Patients and methods: The study was carried out in a group of 40 adults with COPD and a control group of 40 healthy individuals, both evaluated by respiratory oscillometry, spirometry, Glittre-ADL test and handgrip test. eRIC and fractional order models were also used to quantify biomechanical changes and obtain physiological information. The ability of model parameters to predict abnormal functional performance was evaluated by investigating the area under the receiver operating characteristic curve (AUC).

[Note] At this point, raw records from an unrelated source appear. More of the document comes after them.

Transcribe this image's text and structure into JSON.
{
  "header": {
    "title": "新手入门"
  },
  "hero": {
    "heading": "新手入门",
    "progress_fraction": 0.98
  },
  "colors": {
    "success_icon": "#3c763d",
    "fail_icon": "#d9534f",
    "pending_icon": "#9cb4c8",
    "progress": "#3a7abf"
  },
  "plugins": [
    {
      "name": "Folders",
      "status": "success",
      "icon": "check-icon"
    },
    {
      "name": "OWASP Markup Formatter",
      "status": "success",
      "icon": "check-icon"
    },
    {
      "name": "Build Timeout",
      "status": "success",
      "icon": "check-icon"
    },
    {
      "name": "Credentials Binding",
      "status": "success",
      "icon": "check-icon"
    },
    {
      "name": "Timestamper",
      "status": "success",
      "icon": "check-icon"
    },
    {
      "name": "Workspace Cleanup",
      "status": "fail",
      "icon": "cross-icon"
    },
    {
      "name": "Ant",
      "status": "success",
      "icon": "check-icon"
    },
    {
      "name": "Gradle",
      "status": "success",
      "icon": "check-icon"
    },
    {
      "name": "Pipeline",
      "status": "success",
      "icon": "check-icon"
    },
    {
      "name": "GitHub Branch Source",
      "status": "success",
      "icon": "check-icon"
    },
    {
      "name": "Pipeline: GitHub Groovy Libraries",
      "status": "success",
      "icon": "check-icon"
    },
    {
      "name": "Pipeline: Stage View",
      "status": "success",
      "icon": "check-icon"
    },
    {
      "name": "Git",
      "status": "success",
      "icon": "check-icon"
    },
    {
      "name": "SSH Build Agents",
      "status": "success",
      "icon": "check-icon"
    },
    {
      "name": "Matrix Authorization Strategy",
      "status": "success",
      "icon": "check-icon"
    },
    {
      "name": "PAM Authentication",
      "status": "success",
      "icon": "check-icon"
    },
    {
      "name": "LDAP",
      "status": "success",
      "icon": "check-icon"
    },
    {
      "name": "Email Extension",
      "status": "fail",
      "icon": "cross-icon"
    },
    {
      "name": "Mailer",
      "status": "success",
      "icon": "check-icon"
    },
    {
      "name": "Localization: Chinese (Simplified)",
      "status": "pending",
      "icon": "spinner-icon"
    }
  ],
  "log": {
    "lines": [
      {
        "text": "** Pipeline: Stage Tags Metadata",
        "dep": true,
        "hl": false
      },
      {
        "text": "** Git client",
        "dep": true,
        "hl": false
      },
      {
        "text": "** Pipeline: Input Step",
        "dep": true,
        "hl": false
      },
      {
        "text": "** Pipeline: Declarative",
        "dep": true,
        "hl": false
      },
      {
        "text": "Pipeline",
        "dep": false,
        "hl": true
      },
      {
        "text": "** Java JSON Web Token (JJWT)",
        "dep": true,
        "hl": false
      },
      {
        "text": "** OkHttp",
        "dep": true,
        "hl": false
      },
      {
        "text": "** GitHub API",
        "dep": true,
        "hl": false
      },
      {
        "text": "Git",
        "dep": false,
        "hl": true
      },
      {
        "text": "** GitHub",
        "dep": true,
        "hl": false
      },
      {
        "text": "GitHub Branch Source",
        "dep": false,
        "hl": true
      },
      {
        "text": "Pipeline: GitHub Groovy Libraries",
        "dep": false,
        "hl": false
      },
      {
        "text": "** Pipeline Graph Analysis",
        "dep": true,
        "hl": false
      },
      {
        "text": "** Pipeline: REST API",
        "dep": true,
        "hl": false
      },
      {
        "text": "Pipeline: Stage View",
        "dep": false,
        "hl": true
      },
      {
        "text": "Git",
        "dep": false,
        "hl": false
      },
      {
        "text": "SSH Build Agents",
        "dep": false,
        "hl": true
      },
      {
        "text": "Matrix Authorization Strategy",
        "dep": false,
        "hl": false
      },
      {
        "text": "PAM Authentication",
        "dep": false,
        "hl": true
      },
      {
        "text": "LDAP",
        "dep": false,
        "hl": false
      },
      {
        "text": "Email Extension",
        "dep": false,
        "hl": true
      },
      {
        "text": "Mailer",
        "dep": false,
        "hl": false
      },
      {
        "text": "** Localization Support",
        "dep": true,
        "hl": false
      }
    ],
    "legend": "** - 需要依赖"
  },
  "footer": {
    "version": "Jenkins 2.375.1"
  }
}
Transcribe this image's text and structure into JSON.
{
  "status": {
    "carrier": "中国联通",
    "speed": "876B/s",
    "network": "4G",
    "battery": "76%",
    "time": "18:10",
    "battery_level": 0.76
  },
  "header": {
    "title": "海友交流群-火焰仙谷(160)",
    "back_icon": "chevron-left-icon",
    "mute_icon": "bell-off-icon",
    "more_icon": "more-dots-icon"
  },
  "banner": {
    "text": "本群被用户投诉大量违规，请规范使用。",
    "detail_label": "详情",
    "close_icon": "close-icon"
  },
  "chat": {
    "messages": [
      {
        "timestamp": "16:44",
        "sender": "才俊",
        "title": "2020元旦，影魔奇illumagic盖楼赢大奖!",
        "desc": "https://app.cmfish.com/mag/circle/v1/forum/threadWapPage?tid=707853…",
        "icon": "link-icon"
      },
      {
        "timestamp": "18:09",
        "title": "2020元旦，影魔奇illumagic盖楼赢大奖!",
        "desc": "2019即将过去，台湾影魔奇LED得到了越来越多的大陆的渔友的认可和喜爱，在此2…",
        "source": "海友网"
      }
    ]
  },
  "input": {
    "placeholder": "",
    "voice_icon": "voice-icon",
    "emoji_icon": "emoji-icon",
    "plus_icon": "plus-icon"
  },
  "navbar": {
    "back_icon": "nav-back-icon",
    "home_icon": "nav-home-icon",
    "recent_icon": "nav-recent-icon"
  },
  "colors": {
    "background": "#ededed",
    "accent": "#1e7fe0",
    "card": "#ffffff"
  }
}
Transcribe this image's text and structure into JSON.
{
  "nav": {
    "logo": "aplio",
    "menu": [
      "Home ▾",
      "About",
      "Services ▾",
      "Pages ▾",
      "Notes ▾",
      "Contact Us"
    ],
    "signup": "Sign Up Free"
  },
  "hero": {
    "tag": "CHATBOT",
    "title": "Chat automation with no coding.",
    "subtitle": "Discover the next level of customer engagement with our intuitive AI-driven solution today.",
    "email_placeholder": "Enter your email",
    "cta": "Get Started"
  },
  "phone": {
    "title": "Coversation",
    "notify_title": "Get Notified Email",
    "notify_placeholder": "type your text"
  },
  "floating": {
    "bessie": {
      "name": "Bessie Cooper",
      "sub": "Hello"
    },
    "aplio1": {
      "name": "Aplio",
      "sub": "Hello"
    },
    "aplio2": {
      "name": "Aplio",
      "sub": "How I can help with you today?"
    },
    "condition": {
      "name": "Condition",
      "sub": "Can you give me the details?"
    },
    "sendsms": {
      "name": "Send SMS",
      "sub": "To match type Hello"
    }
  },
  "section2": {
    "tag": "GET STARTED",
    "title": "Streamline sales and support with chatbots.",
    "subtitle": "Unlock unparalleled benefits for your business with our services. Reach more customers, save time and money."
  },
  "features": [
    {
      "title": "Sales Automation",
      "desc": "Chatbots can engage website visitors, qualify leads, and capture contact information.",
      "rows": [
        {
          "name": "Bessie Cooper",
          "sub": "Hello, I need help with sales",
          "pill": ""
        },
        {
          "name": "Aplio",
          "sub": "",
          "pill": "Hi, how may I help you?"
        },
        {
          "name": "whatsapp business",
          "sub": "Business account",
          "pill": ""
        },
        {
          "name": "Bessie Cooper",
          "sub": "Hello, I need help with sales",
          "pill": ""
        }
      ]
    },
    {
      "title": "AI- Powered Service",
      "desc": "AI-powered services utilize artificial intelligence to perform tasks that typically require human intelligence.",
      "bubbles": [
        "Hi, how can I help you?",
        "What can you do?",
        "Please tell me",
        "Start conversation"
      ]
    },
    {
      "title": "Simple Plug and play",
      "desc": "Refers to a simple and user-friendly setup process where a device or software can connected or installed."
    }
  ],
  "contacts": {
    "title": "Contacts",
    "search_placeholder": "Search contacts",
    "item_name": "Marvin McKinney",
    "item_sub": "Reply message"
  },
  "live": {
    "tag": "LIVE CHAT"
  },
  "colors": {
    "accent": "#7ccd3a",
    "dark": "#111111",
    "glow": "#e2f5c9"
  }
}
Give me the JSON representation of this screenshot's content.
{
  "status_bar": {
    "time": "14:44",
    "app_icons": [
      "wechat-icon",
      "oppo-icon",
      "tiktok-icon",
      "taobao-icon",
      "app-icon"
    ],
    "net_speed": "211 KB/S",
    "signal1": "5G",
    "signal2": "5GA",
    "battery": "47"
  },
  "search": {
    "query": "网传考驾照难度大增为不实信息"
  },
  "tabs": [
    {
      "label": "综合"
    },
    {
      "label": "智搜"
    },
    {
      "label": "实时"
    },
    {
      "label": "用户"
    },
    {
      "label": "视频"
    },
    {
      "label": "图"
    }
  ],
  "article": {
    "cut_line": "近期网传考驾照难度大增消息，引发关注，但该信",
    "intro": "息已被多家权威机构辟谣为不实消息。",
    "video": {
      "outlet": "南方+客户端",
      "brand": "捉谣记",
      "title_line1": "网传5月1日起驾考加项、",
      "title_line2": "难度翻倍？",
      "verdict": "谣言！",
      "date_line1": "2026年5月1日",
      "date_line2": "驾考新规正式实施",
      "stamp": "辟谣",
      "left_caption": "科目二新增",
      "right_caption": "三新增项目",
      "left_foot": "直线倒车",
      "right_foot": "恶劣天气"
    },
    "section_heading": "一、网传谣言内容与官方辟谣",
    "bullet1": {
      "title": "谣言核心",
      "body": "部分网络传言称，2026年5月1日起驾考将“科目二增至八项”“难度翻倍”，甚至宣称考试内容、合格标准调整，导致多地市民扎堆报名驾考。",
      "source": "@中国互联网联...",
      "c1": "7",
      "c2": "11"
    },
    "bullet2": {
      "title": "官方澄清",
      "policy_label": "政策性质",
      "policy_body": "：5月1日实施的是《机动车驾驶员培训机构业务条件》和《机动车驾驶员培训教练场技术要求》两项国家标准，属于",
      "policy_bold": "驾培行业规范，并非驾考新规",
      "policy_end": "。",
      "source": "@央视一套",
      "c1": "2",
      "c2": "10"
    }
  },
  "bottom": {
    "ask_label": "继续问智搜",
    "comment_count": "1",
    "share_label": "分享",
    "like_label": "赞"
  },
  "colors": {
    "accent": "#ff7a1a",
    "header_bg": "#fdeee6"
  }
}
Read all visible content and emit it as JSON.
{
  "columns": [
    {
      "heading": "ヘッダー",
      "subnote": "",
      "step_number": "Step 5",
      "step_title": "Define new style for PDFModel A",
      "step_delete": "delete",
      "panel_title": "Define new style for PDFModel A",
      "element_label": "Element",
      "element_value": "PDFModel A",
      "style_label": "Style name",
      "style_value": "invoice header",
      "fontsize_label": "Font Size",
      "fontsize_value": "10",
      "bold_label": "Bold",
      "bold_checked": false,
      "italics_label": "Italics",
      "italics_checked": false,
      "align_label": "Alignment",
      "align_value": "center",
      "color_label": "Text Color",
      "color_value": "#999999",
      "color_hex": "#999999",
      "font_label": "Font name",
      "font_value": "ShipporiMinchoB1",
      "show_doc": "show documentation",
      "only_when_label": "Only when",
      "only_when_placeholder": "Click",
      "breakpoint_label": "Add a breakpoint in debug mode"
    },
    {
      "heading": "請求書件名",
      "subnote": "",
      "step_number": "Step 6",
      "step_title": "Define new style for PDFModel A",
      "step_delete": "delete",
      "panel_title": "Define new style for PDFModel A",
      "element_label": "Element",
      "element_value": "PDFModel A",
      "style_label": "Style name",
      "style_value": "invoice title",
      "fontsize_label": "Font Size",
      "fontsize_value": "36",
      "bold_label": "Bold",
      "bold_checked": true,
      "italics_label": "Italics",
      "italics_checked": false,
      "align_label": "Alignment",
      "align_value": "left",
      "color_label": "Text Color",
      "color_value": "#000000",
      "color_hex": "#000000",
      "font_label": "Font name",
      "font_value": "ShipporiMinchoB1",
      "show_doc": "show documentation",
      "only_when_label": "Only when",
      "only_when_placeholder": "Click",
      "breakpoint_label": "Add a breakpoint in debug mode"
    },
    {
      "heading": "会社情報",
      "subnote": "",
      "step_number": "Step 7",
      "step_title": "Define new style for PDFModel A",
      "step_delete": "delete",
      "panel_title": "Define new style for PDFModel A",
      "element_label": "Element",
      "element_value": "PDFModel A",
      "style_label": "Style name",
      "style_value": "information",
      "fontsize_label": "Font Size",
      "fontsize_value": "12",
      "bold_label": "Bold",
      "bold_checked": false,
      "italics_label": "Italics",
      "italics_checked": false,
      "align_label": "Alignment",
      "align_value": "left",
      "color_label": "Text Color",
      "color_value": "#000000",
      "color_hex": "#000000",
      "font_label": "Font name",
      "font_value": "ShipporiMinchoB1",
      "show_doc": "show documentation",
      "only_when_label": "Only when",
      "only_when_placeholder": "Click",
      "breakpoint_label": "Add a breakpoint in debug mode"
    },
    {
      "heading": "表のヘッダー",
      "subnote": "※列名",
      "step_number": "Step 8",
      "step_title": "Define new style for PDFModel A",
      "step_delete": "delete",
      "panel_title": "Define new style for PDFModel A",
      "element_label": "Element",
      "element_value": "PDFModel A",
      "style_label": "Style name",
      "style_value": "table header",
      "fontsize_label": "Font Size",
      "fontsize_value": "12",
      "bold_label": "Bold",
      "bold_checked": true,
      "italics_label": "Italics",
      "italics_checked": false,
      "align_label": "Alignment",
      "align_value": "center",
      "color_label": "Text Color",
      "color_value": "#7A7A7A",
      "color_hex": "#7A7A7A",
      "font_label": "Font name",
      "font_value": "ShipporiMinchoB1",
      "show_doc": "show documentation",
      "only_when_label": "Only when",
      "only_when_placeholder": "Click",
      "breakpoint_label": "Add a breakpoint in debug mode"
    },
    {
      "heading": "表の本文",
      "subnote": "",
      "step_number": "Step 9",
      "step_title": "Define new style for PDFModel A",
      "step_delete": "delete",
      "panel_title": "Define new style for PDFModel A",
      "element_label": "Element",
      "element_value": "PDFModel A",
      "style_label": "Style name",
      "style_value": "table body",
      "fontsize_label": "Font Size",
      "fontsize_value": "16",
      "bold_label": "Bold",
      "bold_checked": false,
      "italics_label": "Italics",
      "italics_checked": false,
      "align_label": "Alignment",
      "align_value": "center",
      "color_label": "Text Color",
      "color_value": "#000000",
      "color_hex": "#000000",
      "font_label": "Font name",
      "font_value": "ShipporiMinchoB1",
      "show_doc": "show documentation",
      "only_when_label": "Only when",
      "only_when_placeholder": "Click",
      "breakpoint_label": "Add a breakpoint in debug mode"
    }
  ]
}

Results: Inverse relationships were observed between central airway resistance from the eRIC model and the handgrip test (p<0.005), while respiratory compliance (C) was directly related with handgrip strength test and inversely associated with the Glittre-ADL test time (p<0.05). The FrOr model showed direct associations among respiratory damping (G) and elastance with the Glittre-ADL test (p<0.02), while significant inverse relationships were observed with the handgrip test (p<0.05). Modeling parameters (peripheral resistance, total resistance and hysteresivity) achieved high prediction accuracy (AUC>0.90) in predicting non-normal functional capacity in COPD assessed by the Glittre-ADL test. Considering abnormal changes evaluated by the handgrip test as a reference, C (AUC=0.810) and G (AUC=0.786) obtained the highest predictive accuracies.

Conclusion: Parameters obtained from the eRIC and the fractional order models are associated with non-normal exercise performance in COPD and may help predict poor functional performance in these patients.

Keywords: COPD; Glittre-ADL; forced oscillation technique; handgrip test; respiratory oscillometry; respiratory system modeling.

Figure 1

Two-compartment integer-order model used to analyze respiratory. Impedance (A). The resistance (R), inductance (I) and capacitance (C) are the analogues of respiratory resistance, inertanceand compliance, respectively. Rprepresents the peripheral resistance. Two compartment fractional-order model evaluated in this study (B). It includes a constant phase inertance (CPL) and a constant phase compliance (CPC) composed by a frequency-dependent fractional inertia (FrL) and a frequency-dependent fractional compliance (FrC). The ability of the fractional terms to describe the resistive and reactive respiratory properties, depending of α and β values, is also described.

Figure 2

Predicted and measured values in tha basic COPD group for the Glittre test time (A) and handgrip analysis (B).

Figure 3

Parameters of the eRIC model classified according to the ADL-Glittre test.

Figure 4

Fractional order model parameters classified according to the ADL–Glittre test.

Figure 5

Parameters from the eRIC model according to the Handgrip.

Figure 6

Parameters from the fractional order model parameters according to the Handgrip.

Figure 7

Correlation plot in patients with COPD describing the association of integer and fractional-order model parameters with total Glittre-ADL test time and handgrip analysis. Abbreviation: Dominant hand (DH), non-dominant hand (NDH), percentual of the predicted values (p), central airway resistance (R), peripheral resistance (Rp), total resistance (Rt), pulmonary inertance (I), alveolar compliance (C), damping factor (G); respiratory elastance (H) and hysteresivity (n), * p<0.05, ** p<0.02 *** p<0.005.

Figure 8

Accuracy (point) and 95% confidence interval (bar) of respiratory model parameters in predicting abnormal functional capacity in COPD based on Glittre-ADL Test (A) and Handgrip analysis (B). Red dashed lines describe adequate (AUC>0.7) and highly accurate (AUC>0.9) limits. Central airway resistance (R), peripheral resistance (Rp), total resistance (Rt), pulmonary inertance (I), alveolar compliance (C), damping factor (G); respiratory elastance (H) and hysteresivity (η).